Tuesday, November 9, 2010

Century 21 Volume 3: Escape from Aquatraz

What I try to do with reviews at this Bookshelf blog is keep it simple and spoiler-free, and let you know whether I'd recommend you pick up a copy of what I just read. Seems to work okay. This time, a brief review of Century 21 Volume 3: Escape from Aquatraz (Reynolds & Hearn, 2010)



I really, really didn't intend to buy this book.

Many months ago, Reynolds & Hearn released the first two editions in a planned ongoing series of reprints from the pages of the '60s British weekly TV Century 21 and its follow-up comics. These were tremendously successful comics for a few years - at the height of Thunderbirds-mania, the title was said to be selling a third of a million a week - but after a while, interest in Gerry Anderson's loosely-linked series ebbed. TV 21, as it was called after 1968, was canceled and merged with Valiant in 1970, having already absorbed its own two or three sister spinoffs. The last of the period Anderson strips, based on the live-action UFO, ran in the comparatively short-lived Countdown. Strips were later created for subsequent Anderson series like Space: 1999 and Terrahawks for the comic Look-In, but these are outside these reprints' purview, which ends with UFO in 1970-71.

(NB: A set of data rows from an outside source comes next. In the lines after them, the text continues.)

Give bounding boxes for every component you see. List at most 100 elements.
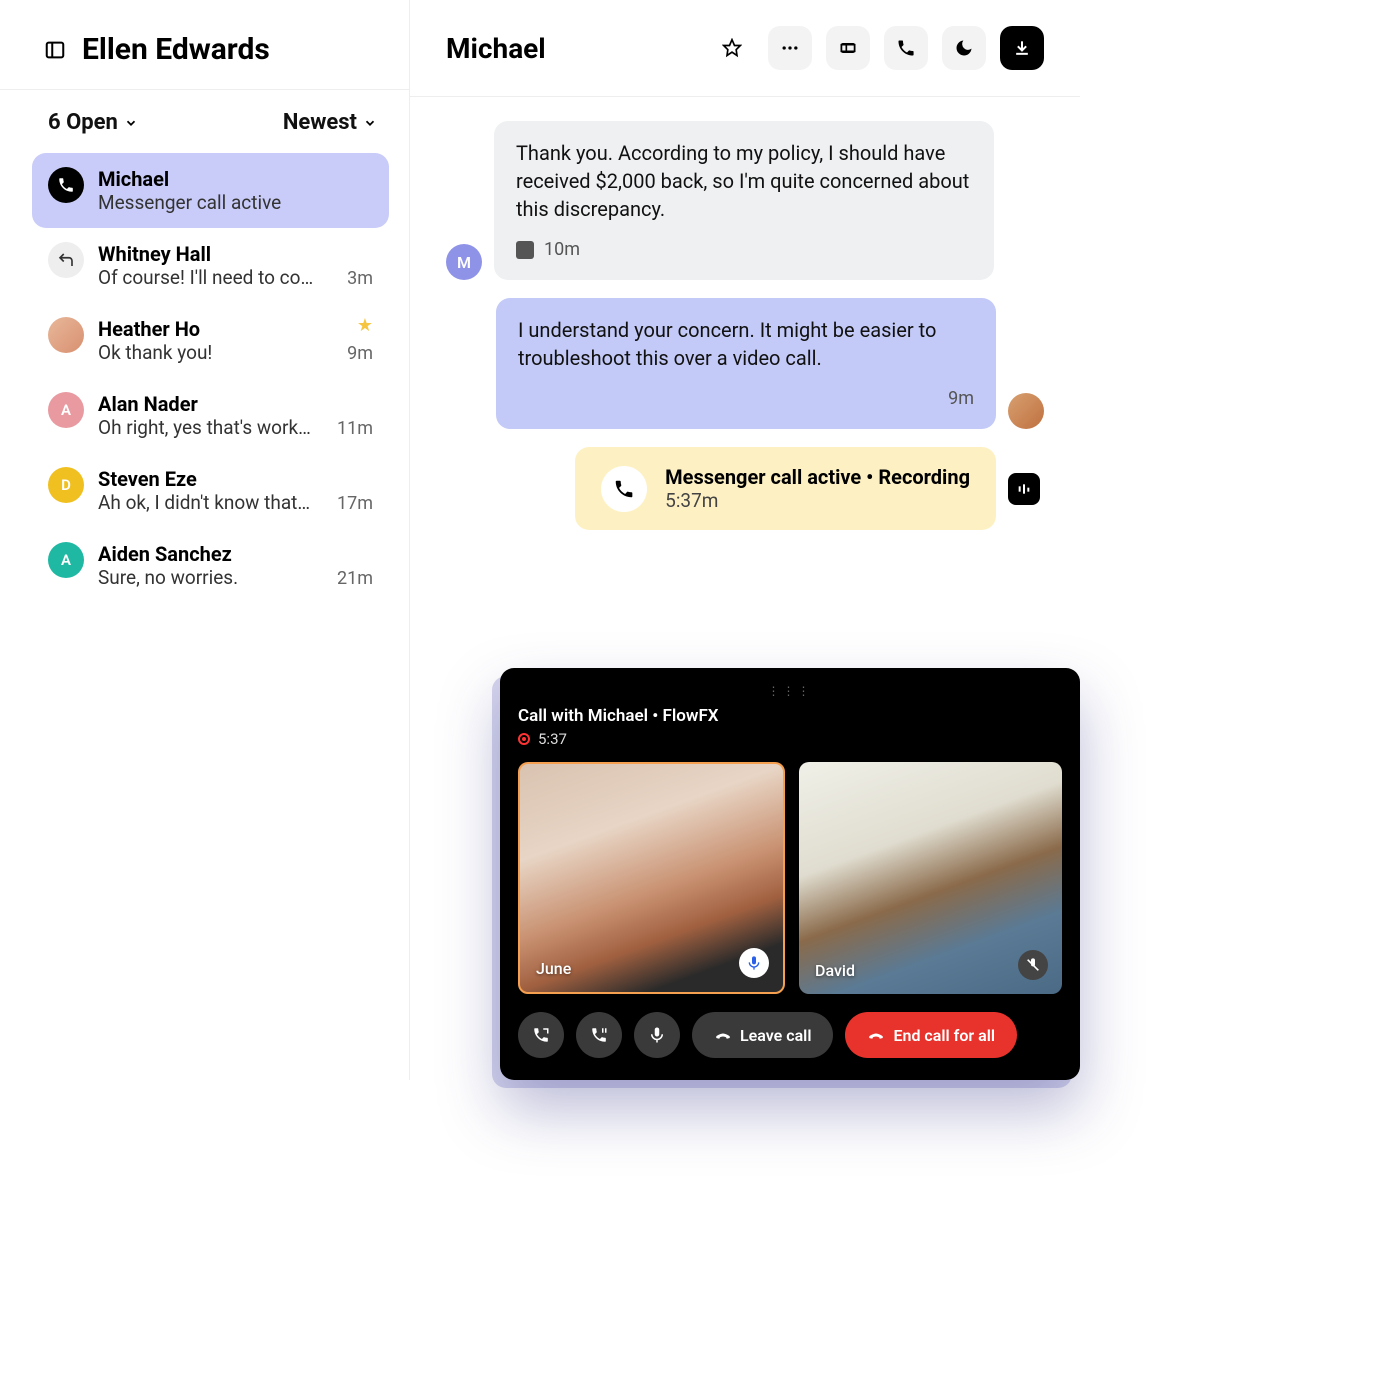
chevron-down-icon [363, 116, 377, 130]
conversation-item[interactable]: Michael Messenger call active [32, 153, 389, 228]
moon-icon [954, 38, 974, 58]
conversation-name: Whitney Hall [98, 242, 373, 266]
conversation-list: Michael Messenger call active Whitney Ha… [0, 147, 409, 603]
ticket-button[interactable] [826, 26, 870, 70]
microphone-icon [648, 1026, 666, 1044]
sidebar-filters: 6 Open Newest [0, 90, 409, 147]
avatar [48, 317, 84, 353]
participant-tiles: June David [518, 762, 1062, 994]
call-controls: Leave call End call for all [518, 1012, 1062, 1058]
sender-avatar: M [446, 244, 482, 280]
conversation-time: 21m [337, 568, 373, 589]
sidebar: Ellen Edwards 6 Open Newest Michael Mess… [0, 0, 410, 1080]
hold-call-button[interactable] [576, 1012, 622, 1058]
message-text: I understand your concern. It might be e… [518, 316, 974, 372]
archive-icon [1012, 38, 1032, 58]
phone-icon [601, 466, 647, 512]
close-conversation-button[interactable] [1000, 26, 1044, 70]
avatar: A [48, 542, 84, 578]
call-status-card[interactable]: Messenger call active • Recording 5:37m [575, 447, 996, 530]
reply-icon [48, 242, 84, 278]
more-button[interactable] [768, 26, 812, 70]
call-button[interactable] [884, 26, 928, 70]
conversation-pane: Michael M Thank y [410, 0, 1080, 1080]
avatar: A [48, 392, 84, 428]
phone-outgoing-icon [532, 1026, 550, 1044]
conversation-item[interactable]: D Steven Eze Ah ok, I didn't know that… … [32, 453, 389, 528]
conversation-name: Alan Nader [98, 392, 373, 416]
inbox-owner: Ellen Edwards [82, 32, 270, 67]
conversation-preview: Messenger call active [98, 191, 373, 214]
conversation-preview: Oh right, yes that's work… [98, 416, 373, 439]
sort-filter-label: Newest [283, 110, 357, 135]
end-call-button[interactable]: End call for all [845, 1012, 1017, 1058]
conversation-time: 11m [337, 418, 373, 439]
record-icon [518, 733, 530, 745]
phone-icon [896, 38, 916, 58]
conversation-preview: Ah ok, I didn't know that… [98, 491, 373, 514]
conversation-name: Heather Ho [98, 317, 373, 341]
message-incoming: M Thank you. According to my policy, I s… [446, 121, 1044, 280]
conversation-item[interactable]: A Alan Nader Oh right, yes that's work… … [32, 378, 389, 453]
conversation-title: Michael [446, 32, 696, 65]
sort-filter[interactable]: Newest [283, 110, 377, 135]
conversation-item[interactable]: Whitney Hall Of course! I'll need to co…… [32, 228, 389, 303]
call-window: ⋮⋮⋮ Call with Michael • FlowFX 5:37 June… [500, 668, 1080, 1080]
conversation-header: Michael [410, 0, 1080, 97]
conversation-preview: Sure, no worries. [98, 566, 373, 589]
ellipsis-icon [780, 38, 800, 58]
conversation-preview: Ok thank you! [98, 341, 373, 364]
star-button[interactable] [710, 26, 754, 70]
conversation-item[interactable]: Heather Ho Ok thank you! ★ 9m [32, 303, 389, 378]
app-badge-icon [1008, 473, 1040, 505]
message-bubble: I understand your concern. It might be e… [496, 298, 996, 429]
call-window-title: Call with Michael • FlowFX [518, 706, 1062, 726]
hangup-icon [714, 1026, 732, 1044]
message-time: 10m [544, 237, 580, 262]
message-outgoing: I understand your concern. It might be e… [446, 298, 1044, 429]
drag-handle[interactable]: ⋮⋮⋮ [518, 684, 1062, 698]
call-recording-status: 5:37 [518, 730, 1062, 748]
chevron-down-icon [124, 116, 138, 130]
sidebar-header: Ellen Edwards [0, 0, 409, 90]
hangup-icon [867, 1026, 885, 1044]
participant-tile[interactable]: David [799, 762, 1062, 994]
mute-button[interactable] [634, 1012, 680, 1058]
conversation-item[interactable]: A Aiden Sanchez Sure, no worries. 21m [32, 528, 389, 603]
conversation-time: 3m [347, 268, 373, 289]
star-icon: ★ [357, 315, 373, 336]
end-call-label: End call for all [893, 1026, 995, 1045]
open-filter-label: 6 Open [48, 110, 118, 135]
conversation-time: 17m [337, 493, 373, 514]
call-status-title: Messenger call active • Recording [665, 465, 970, 489]
conversation-name: Michael [98, 167, 373, 191]
phone-pause-icon [590, 1026, 608, 1044]
star-icon [722, 38, 742, 58]
message-time: 9m [948, 386, 974, 411]
message-bubble: Thank you. According to my policy, I sho… [494, 121, 994, 280]
open-filter[interactable]: 6 Open [48, 110, 138, 135]
microphone-icon [739, 948, 769, 978]
transfer-call-button[interactable] [518, 1012, 564, 1058]
message-text: Thank you. According to my policy, I sho… [516, 139, 972, 223]
snooze-button[interactable] [942, 26, 986, 70]
agent-avatar [1008, 393, 1044, 429]
avatar: D [48, 467, 84, 503]
panel-icon[interactable] [44, 39, 66, 61]
participant-name: David [815, 961, 855, 980]
participant-name: June [536, 959, 571, 978]
call-duration: 5:37 [538, 730, 567, 748]
leave-call-button[interactable]: Leave call [692, 1012, 833, 1058]
conversation-name: Steven Eze [98, 467, 373, 491]
source-icon [516, 241, 534, 259]
conversation-time: 9m [347, 343, 373, 364]
conversation-preview: Of course! I'll need to co… [98, 266, 373, 289]
phone-icon [48, 167, 84, 203]
microphone-muted-icon [1018, 950, 1048, 980]
message-list: M Thank you. According to my policy, I s… [410, 97, 1080, 554]
participant-tile[interactable]: June [518, 762, 785, 994]
leave-call-label: Leave call [740, 1026, 811, 1045]
call-status-time: 5:37m [665, 489, 970, 512]
ticket-icon [838, 38, 858, 58]
conversation-name: Aiden Sanchez [98, 542, 373, 566]
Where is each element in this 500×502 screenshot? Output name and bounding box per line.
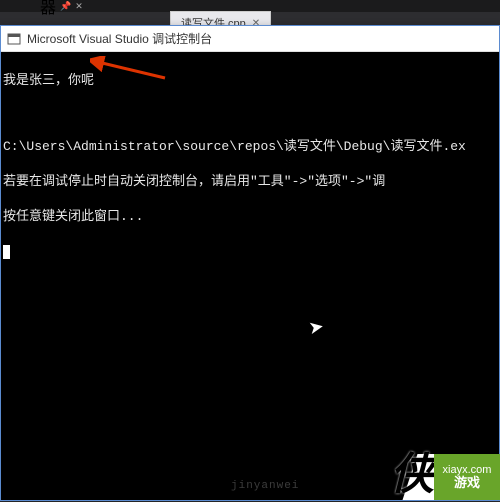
output-line: 若要在调试停止时自动关闭控制台，请启用"工具"->"选项"->"调 [3,173,497,191]
mouse-cursor-icon: ➤ [307,316,326,343]
output-line: 按任意键关闭此窗口... [3,208,497,226]
close-panel-icon[interactable]: ✕ [75,1,83,12]
pin-icon[interactable]: 📌 [60,1,71,12]
console-body[interactable]: 我是张三，你呢 C:\Users\Administrator\source\re… [1,52,499,500]
console-window: Microsoft Visual Studio 调试控制台 我是张三，你呢 C:… [0,25,500,501]
truncated-panel-label: 器 [40,0,56,18]
output-line: 我是张三，你呢 [3,72,497,90]
titlebar[interactable]: Microsoft Visual Studio 调试控制台 [1,26,499,52]
text-caret [3,245,10,259]
app-icon [7,32,21,46]
window-title: Microsoft Visual Studio 调试控制台 [27,30,212,47]
watermark-user: jinyanwei [231,479,299,494]
output-line: C:\Users\Administrator\source\repos\读写文件… [3,138,497,156]
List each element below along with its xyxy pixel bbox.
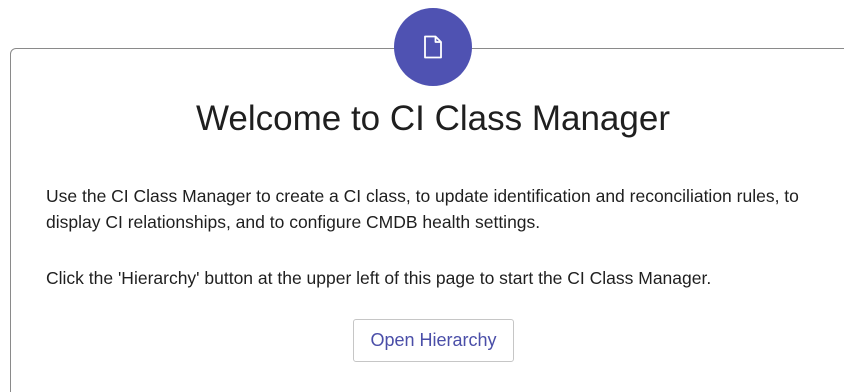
document-icon	[424, 35, 442, 59]
document-badge	[394, 8, 472, 86]
description-text: Use the CI Class Manager to create a CI …	[46, 186, 799, 232]
welcome-page: Welcome to CI Class Manager Use the CI C…	[0, 0, 844, 392]
page-title: Welcome to CI Class Manager	[196, 99, 670, 138]
hint-text: Click the 'Hierarchy' button at the uppe…	[46, 268, 712, 288]
open-hierarchy-button[interactable]: Open Hierarchy	[353, 319, 514, 362]
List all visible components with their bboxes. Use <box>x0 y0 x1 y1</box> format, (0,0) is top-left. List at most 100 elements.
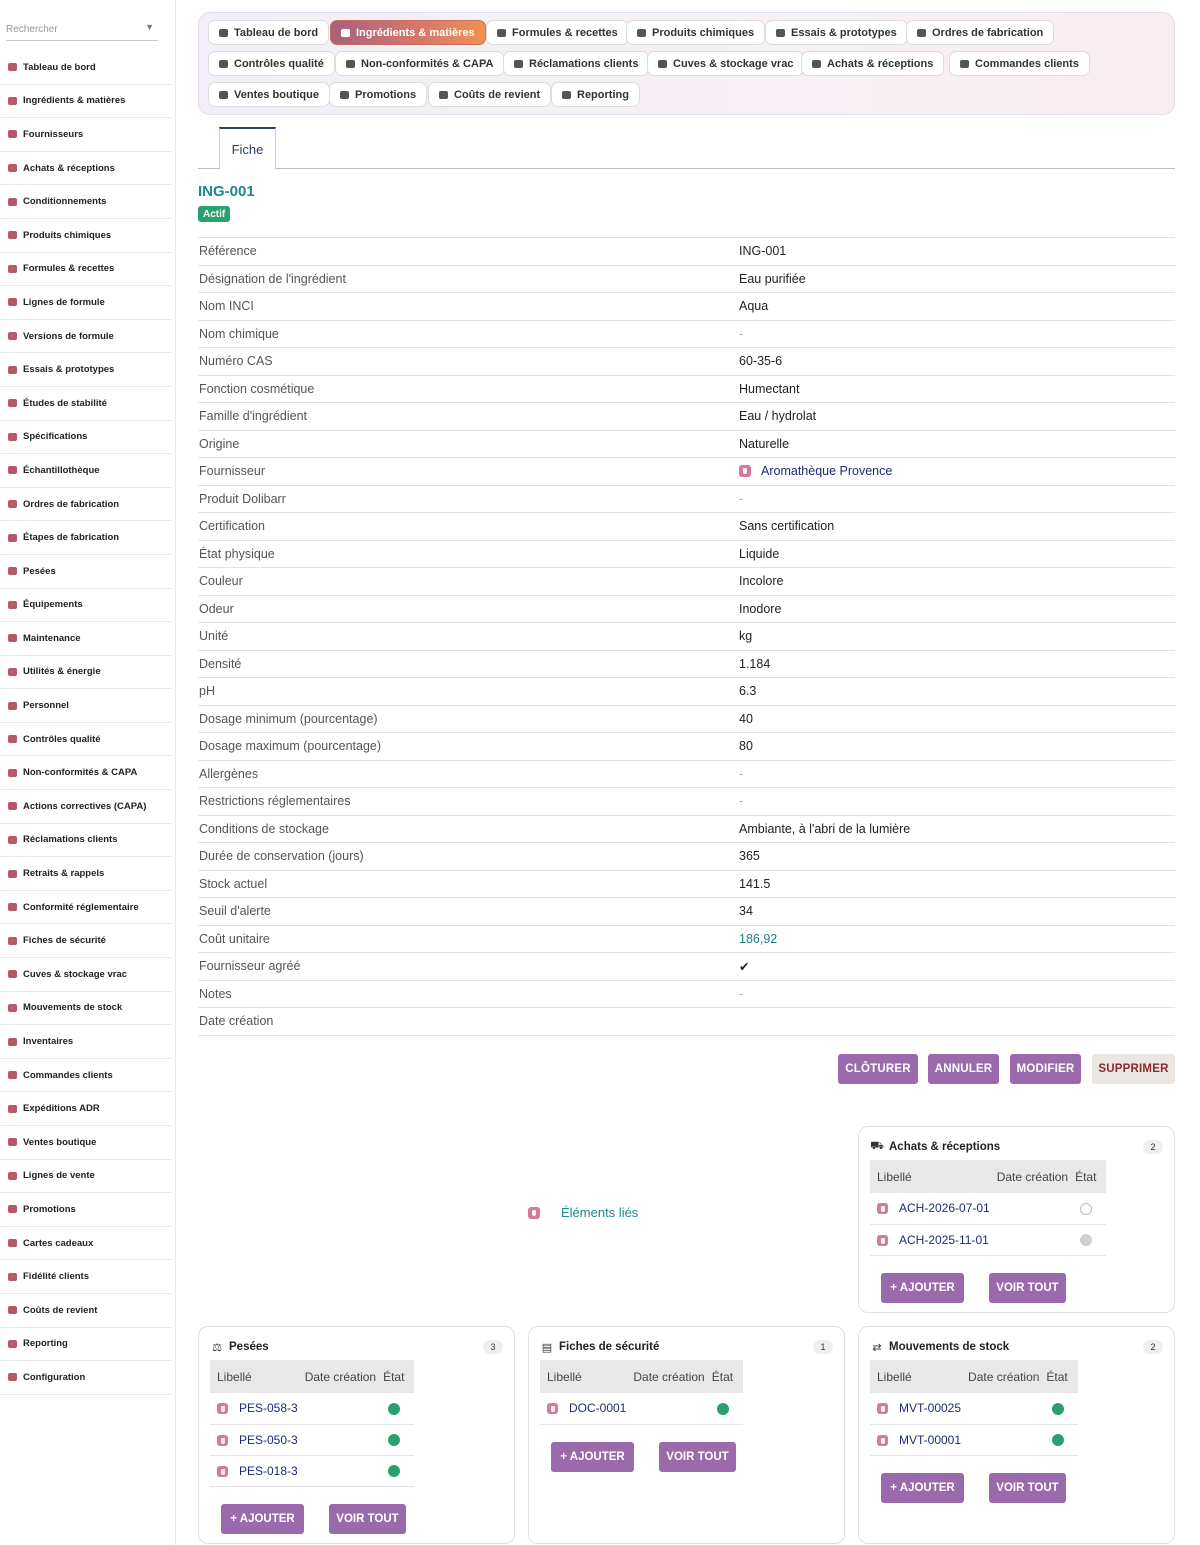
sidebar-item-echantillotheque[interactable]: Échantillothèque <box>0 454 172 488</box>
sidebar-item-equipements[interactable]: Équipements <box>0 589 172 623</box>
row-link[interactable]: DOC-0001 <box>569 1401 626 1415</box>
sidebar-item-non-conformites[interactable]: Non-conformités & CAPA <box>0 756 172 791</box>
nav-couts-revient[interactable]: Coûts de revient <box>428 82 552 107</box>
add-button[interactable]: + AJOUTER <box>551 1442 634 1472</box>
sidebar-item-configuration[interactable]: Configuration <box>0 1361 172 1395</box>
sidebar-item-actions-correctives[interactable]: Actions correctives (CAPA) <box>0 790 172 824</box>
table-row[interactable]: PES-050-3 <box>210 1424 415 1456</box>
nav-controles-qualite[interactable]: Contrôles qualité <box>208 51 335 76</box>
search-input[interactable] <box>6 19 142 40</box>
row-label[interactable]: MVT-00001 <box>870 1424 962 1456</box>
sidebar-item-lignes-vente[interactable]: Lignes de vente <box>0 1160 172 1194</box>
view-all-button[interactable]: VOIR TOUT <box>989 1273 1066 1303</box>
nav-achats[interactable]: Achats & réceptions <box>801 51 945 76</box>
sidebar-item-fiches-securite[interactable]: Fiches de sécurité <box>0 924 172 959</box>
chevron-down-icon[interactable]: ▼ <box>145 22 154 32</box>
add-button[interactable]: + AJOUTER <box>881 1273 964 1303</box>
sidebar-item-produits-chimiques[interactable]: Produits chimiques <box>0 219 172 253</box>
nav-ingredients[interactable]: Ingrédients & matières <box>330 20 486 45</box>
row-link[interactable]: PES-050-3 <box>239 1433 298 1447</box>
sidebar-item-ordres-fabrication[interactable]: Ordres de fabrication <box>0 488 172 522</box>
sidebar-item-tableau-de-bord[interactable]: Tableau de bord <box>0 51 172 85</box>
sidebar-item-mouvements[interactable]: Mouvements de stock <box>0 992 172 1026</box>
nav-non-conformites[interactable]: Non-conformités & CAPA <box>335 51 505 76</box>
row-label[interactable]: ACH-2025-11-01 <box>870 1224 990 1256</box>
row-label[interactable]: PES-018-3 <box>210 1455 298 1487</box>
nav-cuves[interactable]: Cuves & stockage vrac <box>647 51 805 76</box>
supplier-name[interactable]: Aromathèque Provence <box>761 464 892 478</box>
table-row[interactable]: ACH-2025-11-01 <box>870 1224 1107 1256</box>
sidebar-item-versions-formule[interactable]: Versions de formule <box>0 320 172 354</box>
sidebar-item-inventaires[interactable]: Inventaires <box>0 1025 172 1059</box>
nav-ventes-boutique[interactable]: Ventes boutique <box>208 82 330 107</box>
sidebar-item-utilites[interactable]: Utilités & énergie <box>0 656 172 690</box>
cancel-button[interactable]: Annuler <box>928 1054 999 1084</box>
row-link[interactable]: ACH-2025-11-01 <box>899 1233 989 1247</box>
table-row[interactable]: PES-058-3 <box>210 1393 415 1425</box>
row-label[interactable]: MVT-00025 <box>870 1393 962 1425</box>
view-all-button[interactable]: VOIR TOUT <box>329 1504 406 1534</box>
row-label[interactable]: DOC-0001 <box>540 1393 627 1425</box>
sidebar-item-cuves[interactable]: Cuves & stockage vrac <box>0 958 172 992</box>
module-icon <box>877 1403 888 1415</box>
sidebar-item-etudes-stabilite[interactable]: Études de stabilité <box>0 387 172 421</box>
row-link[interactable]: PES-058-3 <box>239 1401 298 1415</box>
table-row[interactable]: DOC-0001 <box>540 1393 744 1425</box>
sidebar-item-expeditions[interactable]: Expéditions ADR <box>0 1092 172 1126</box>
view-all-button[interactable]: VOIR TOUT <box>659 1442 736 1472</box>
sidebar-item-fidelite[interactable]: Fidélité clients <box>0 1260 172 1294</box>
close-button[interactable]: Clôturer <box>838 1054 918 1084</box>
table-row[interactable]: ACH-2026-07-01 <box>870 1193 1107 1225</box>
nav-tableau-de-bord[interactable]: Tableau de bord <box>208 20 330 45</box>
nav-commandes-clients[interactable]: Commandes clients <box>949 51 1090 76</box>
row-label[interactable]: ACH-2026-07-01 <box>870 1193 990 1225</box>
sidebar-item-couts-revient[interactable]: Coûts de revient <box>0 1294 172 1328</box>
sidebar-item-personnel[interactable]: Personnel <box>0 689 172 723</box>
sidebar-item-lignes-formule[interactable]: Lignes de formule <box>0 286 172 320</box>
sidebar-item-ingredients[interactable]: Ingrédients & matières <box>0 85 172 119</box>
nav-label: Essais & prototypes <box>791 26 897 39</box>
sidebar-item-promotions[interactable]: Promotions <box>0 1193 172 1227</box>
nav-essais[interactable]: Essais & prototypes <box>765 20 908 45</box>
row-label[interactable]: PES-050-3 <box>210 1424 298 1456</box>
nav-formules[interactable]: Formules & recettes <box>486 20 629 45</box>
sidebar-item-maintenance[interactable]: Maintenance <box>0 622 172 656</box>
table-row[interactable]: MVT-00001 <box>870 1424 1078 1456</box>
sidebar-item-retraits[interactable]: Retraits & rappels <box>0 857 172 891</box>
sidebar-item-specifications[interactable]: Spécifications <box>0 421 172 455</box>
tab-fiche[interactable]: Fiche <box>219 127 276 169</box>
sidebar-item-reporting[interactable]: Reporting <box>0 1328 172 1362</box>
add-button[interactable]: + AJOUTER <box>221 1504 304 1534</box>
sidebar-item-etapes-fabrication[interactable]: Étapes de fabrication <box>0 521 172 555</box>
sidebar-item-essais[interactable]: Essais & prototypes <box>0 353 172 387</box>
sidebar-item-conditionnements[interactable]: Conditionnements <box>0 185 172 219</box>
nav-reclamations[interactable]: Réclamations clients <box>503 51 650 76</box>
sidebar-item-cartes-cadeaux[interactable]: Cartes cadeaux <box>0 1227 172 1261</box>
table-row[interactable]: MVT-00025 <box>870 1393 1078 1425</box>
sidebar-item-commandes-clients[interactable]: Commandes clients <box>0 1059 172 1093</box>
sidebar-item-reclamations[interactable]: Réclamations clients <box>0 824 172 858</box>
search-box[interactable]: ▼ <box>6 19 158 41</box>
sidebar-item-formules[interactable]: Formules & recettes <box>0 253 172 287</box>
sidebar-item-achats[interactable]: Achats & réceptions <box>0 152 172 186</box>
nav-ordres-fabrication[interactable]: Ordres de fabrication <box>906 20 1055 45</box>
nav-promotions[interactable]: Promotions <box>329 82 428 107</box>
sidebar-item-controles-qualite[interactable]: Contrôles qualité <box>0 723 172 757</box>
sidebar-item-ventes-boutique[interactable]: Ventes boutique <box>0 1126 172 1160</box>
edit-button[interactable]: Modifier <box>1010 1054 1081 1084</box>
supplier-link[interactable]: Aromathèque Provence <box>738 457 1175 485</box>
add-button[interactable]: + AJOUTER <box>881 1473 964 1503</box>
row-link[interactable]: PES-018-3 <box>239 1464 298 1478</box>
row-link[interactable]: MVT-00025 <box>899 1401 961 1415</box>
row-label[interactable]: PES-058-3 <box>210 1393 298 1425</box>
row-link[interactable]: MVT-00001 <box>899 1433 961 1447</box>
view-all-button[interactable]: VOIR TOUT <box>989 1473 1066 1503</box>
sidebar-item-pesees[interactable]: Pesées <box>0 555 172 589</box>
nav-reporting[interactable]: Reporting <box>551 82 640 107</box>
nav-produits-chimiques[interactable]: Produits chimiques <box>626 20 766 45</box>
row-link[interactable]: ACH-2026-07-01 <box>899 1201 990 1215</box>
delete-button[interactable]: Supprimer <box>1092 1054 1175 1084</box>
sidebar-item-fournisseurs[interactable]: Fournisseurs <box>0 118 172 152</box>
table-row[interactable]: PES-018-3 <box>210 1455 415 1487</box>
sidebar-item-conformite[interactable]: Conformité réglementaire <box>0 891 172 925</box>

What I said about the first two volumes was that they were interesting but deeply flawed. Certainly they're great reproductions of the original comics, on terrific paper, but I don't like the patchy, "best-of" way that the series are presented. For example, here in volume three, there are two Stingray storylines (21 episodes by Alan Fennell and Ron Embleton) from 1965-66, two Fireball XL-5 storylines (10 episodes by Fennell, Mike Noble and Frank Hampson) from 1965, three Thunderbirds storylines (15 episodes by Scott Goodall and Frank Bellamy) from 1968 and much later in 1969, a Captain Scarlet one-off story by Howard Elson and Ron Turner from a TV21 Annual and a later two-part story by Goodall and Noble, plus a couple of Zero X stories and a single UFO done-in-one.

This is completely maddening. It's like trying to listen to the Beatles catalog by way of a bunch of high-schoolers' randomly-assembled mix tapes. The publisher should have either reprinted all the comic content of each issue chronologically, which would have preserved the occasional crossover episodes, or presented each series on its own - volumes of the complete Thunderbirds, the complete Stingray, the complete Lady Penelope and so on.

But the real bugbear is trying to read the episodes and dealing with the damn issue of the gutter. These Stingray episodes originally ran as a two-page splash across TV21's centerspread, and somehow, despite an exterior margin in this book of two inches, the production department couldn't find the space on the insides of the pages to create a reasonable interior break. Some cavemen in the book trade think that having the negative space caused by interior margins an inelegant and ugly solution. You know what's worse? Being unable to read what you've paid for because word balloons and artwork has disappeared into a gutter.

You've heard this; I said so when I reviewed the fourth volume. But see, the thing is, Diamond, the incompetent distributor who services comic shops, let this copy of volume three fall into a black hole, as they do, and I wasn't planning to see it. It was obnoxious enough when volume four showed up and neither of my major complaints about the series had been addressed over the many months between the first two volumes and it.

(And my blog is that damn important, by cracky, that Reynolds & Hearn should have been paying attention. Yes, I'm joking, but I also resent paying for substandard merchandise in a system where you have to pre-order a book and cross your fingers for fear of the American distributor, Diamond, canceling the order. This has happened more than makes any sense, and yet we wonder why the direct market is falling apart. [Also, where the hell are those Johnny Red reprints that you solicited through Diamond a year ago, Titan?] I prefer pre-ordering a book through a local shop. The system doesn't reward customers like me.)

So anyway, after the fourth book arrived, I told my local shop, the excellent Bizarro Wuxtry in Athens, that I was done with this series, and no matter how much I like the comics, I would not be paying for a volume five, so please don't order one. About two weeks later, the long-missing third volume showed up, and I felt obliged to shell out for it. (Direct market comic shops enjoy the discounts that they do because the books are non-returnable.) We've since got the word that the planned fifth volume has been canceled as the publisher has gone under, but rumors have been circulating that Marcus Hearn, who is, genuinely, a real champion of sixties teevee and for whom I have the greatest respect, hopes to revive the reprints at another company.

I hate that these great comics have been handled this way. There's surely an opportunity to do a proper, complete, warts-and-all reprint, either with or without the original behind-the-scenes "news" articles about the crazy plot machinations from the 21st century, and that's the book I want to buy. I won't be purchasing any other books in this particular series unless they fix the gutter issue and, honestly, since I don't have any confidence that they will, hope to see a proper, complete TV21 archive start up in 2020 or so.